A $60B aid package going to the region with the highest concentration of US voters is too great an opportunity for the House GOP to lump it into the same news cycle as the fiscal cliff deal. I'm certainly not accusing Rep King of any altruism here.
Posted by Sir Vic on January 2, 2013 at 1:51 PM · Report this
Knat 20
@17: His reputation will stand as an obstructionist either way, so I suppose "petulant whiner" won't tarnish it much. I would say his recent behavior speaks poorly of his character, but I was convinced long ago that he has none.

I find it very amusing that he's facing the same situation that Newt Gingrich was in about 15 years ago, when Boehner was the one leading the charge for Speaker Newt's dismissal.
Posted by Knat on January 2, 2013 at 1:57 PM · Report this
21
@17 What a great comparison.
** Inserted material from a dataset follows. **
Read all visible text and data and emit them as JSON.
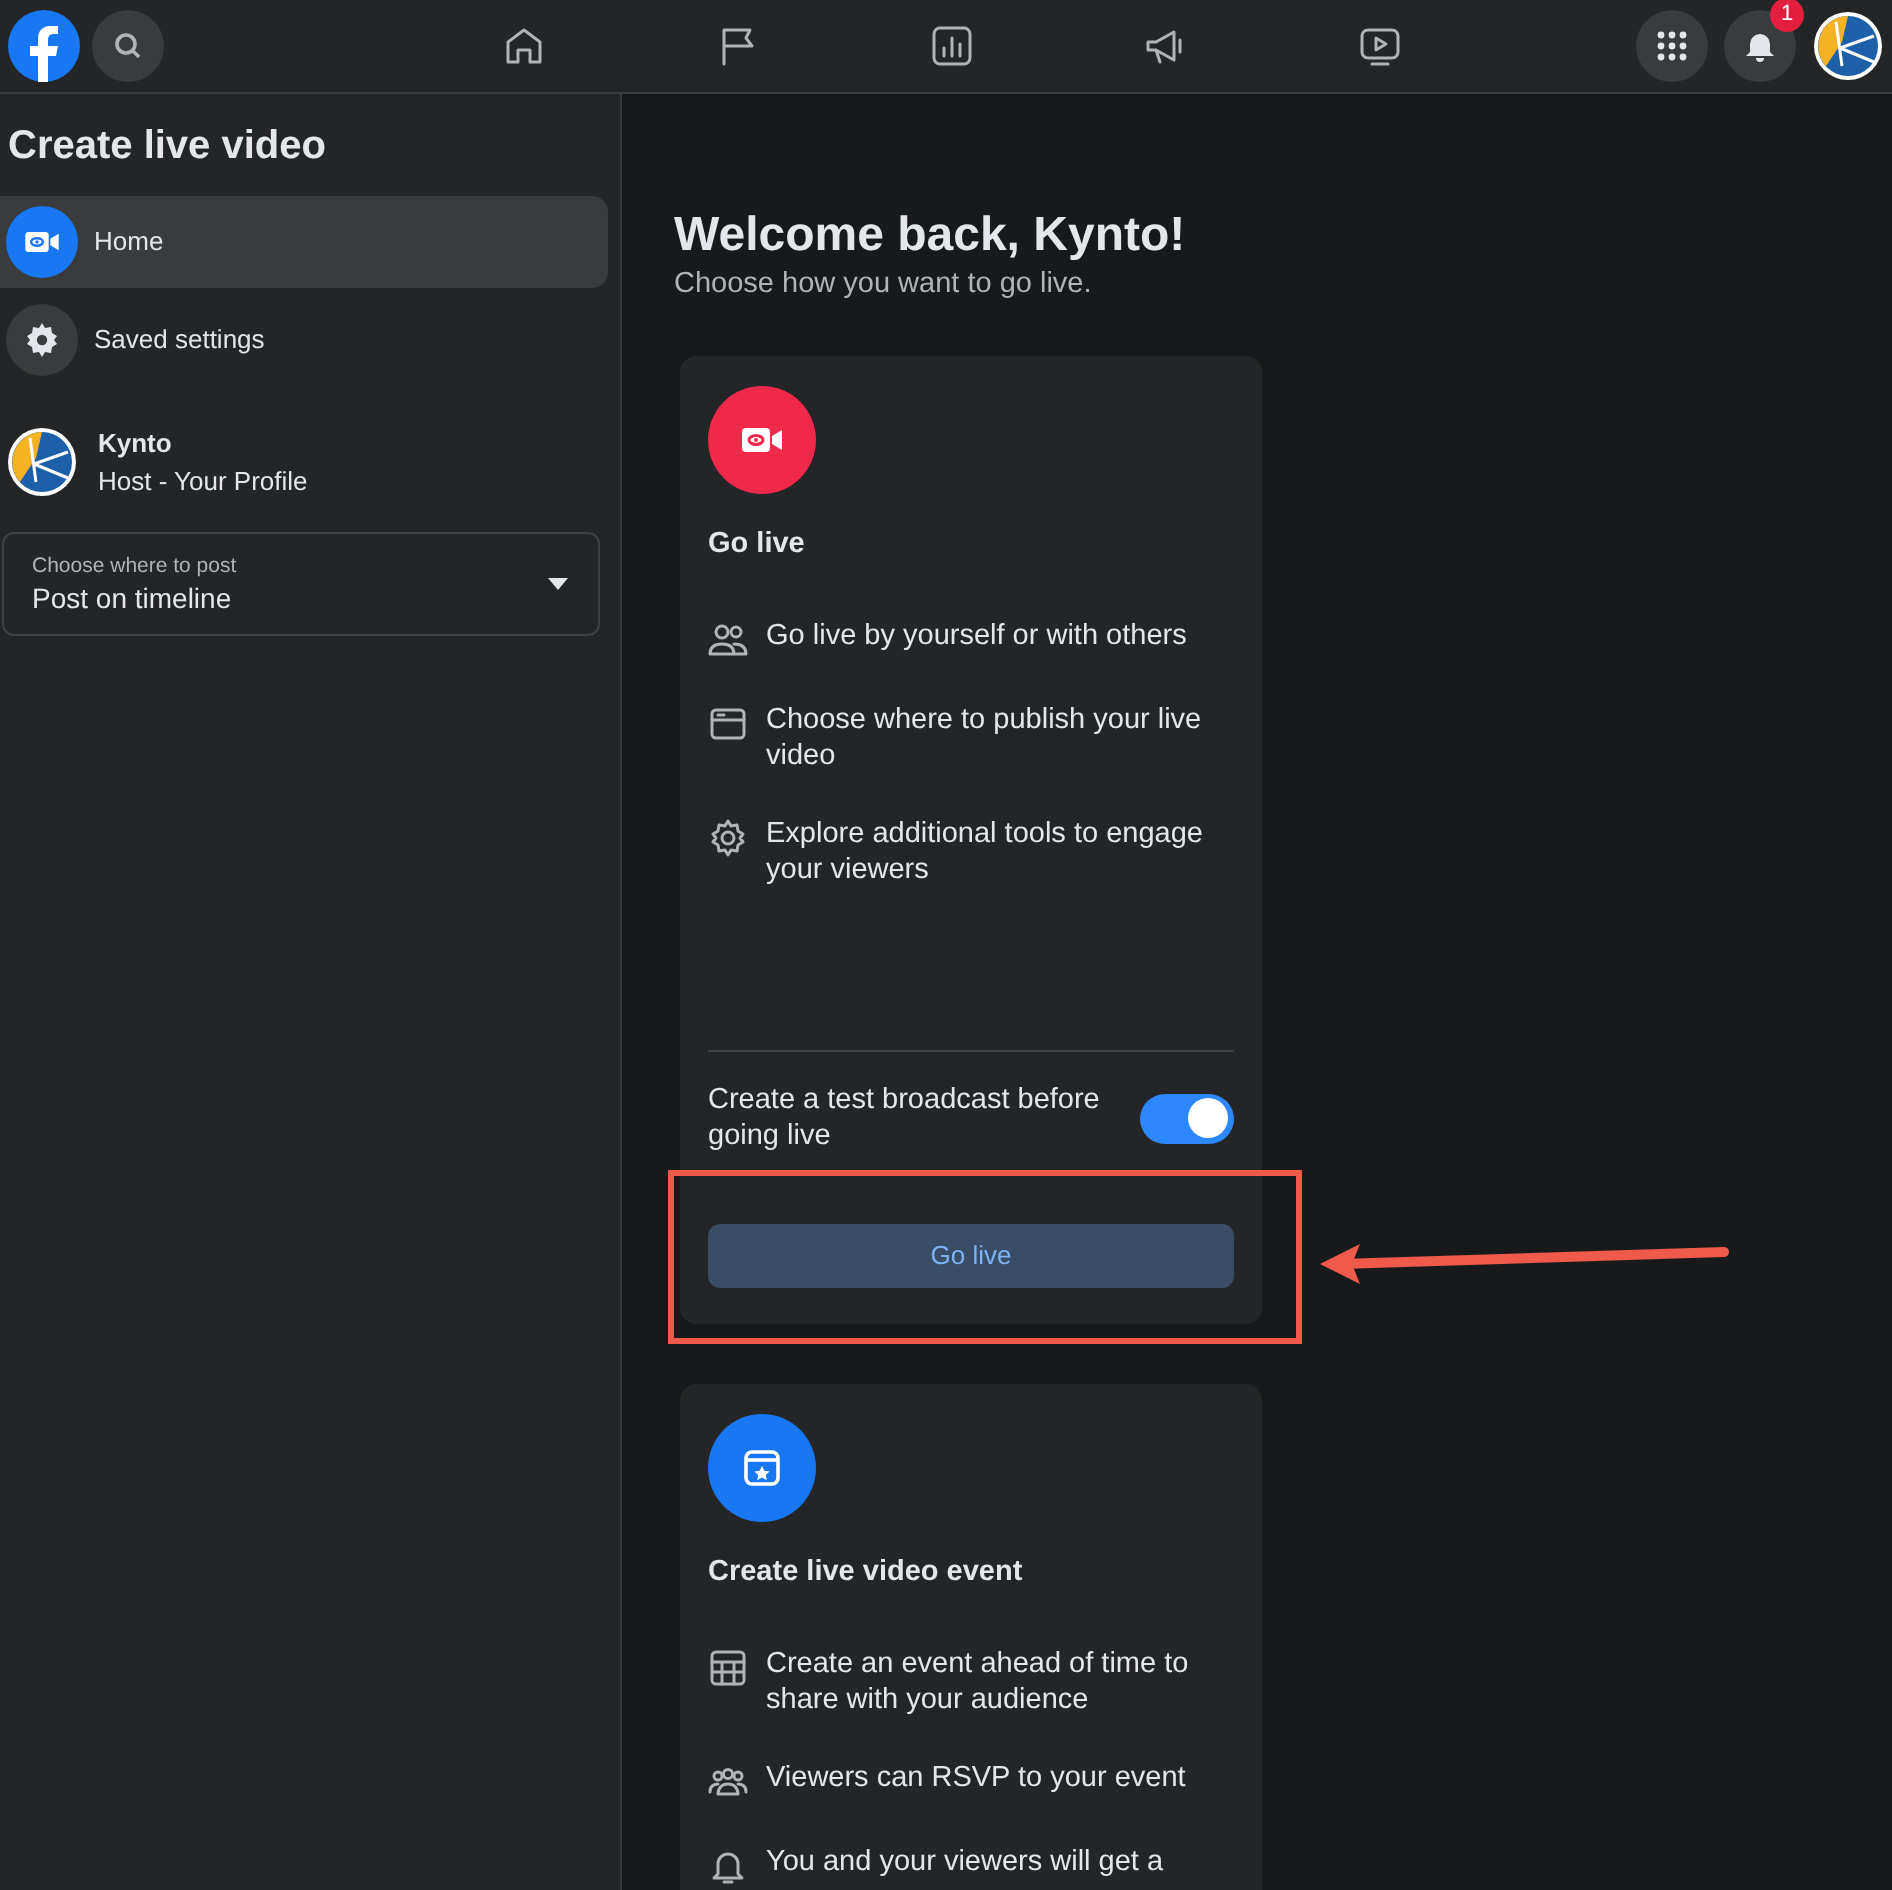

I love it.
Posted by sahara29 on January 2, 2013 at 1:58 PM · Report this
ScrawnyKayaker 22
@18 I'm sure it can't happen until, at the earliest, um, 1980?
Posted by ScrawnyKayaker on January 2, 2013 at 2:14 PM · Report this
23
They should switch parties if the republicans are not doing it for them.
Posted by XRay on January 2, 2013 at 6:49 PM · Report this
24
@15 Yeah, I forgot about that (his Muslim witchhunt). As for the "bipartisanship," I would disagree with that characterization. His district is actually pretty conservative, which by the way is not in Queens. It's further out on Long Island, straddling portions of Suffolk and Nassau counties with another couple of districts between him and the City. The northern part of his district is relatively wealthy and a good source of Republican donations. The southern portion is lower middle class conservative. That's who he's pandering to most of the time. His voting record is actually pretty conservative, and he's been pretty combative in opposing Democratic policies.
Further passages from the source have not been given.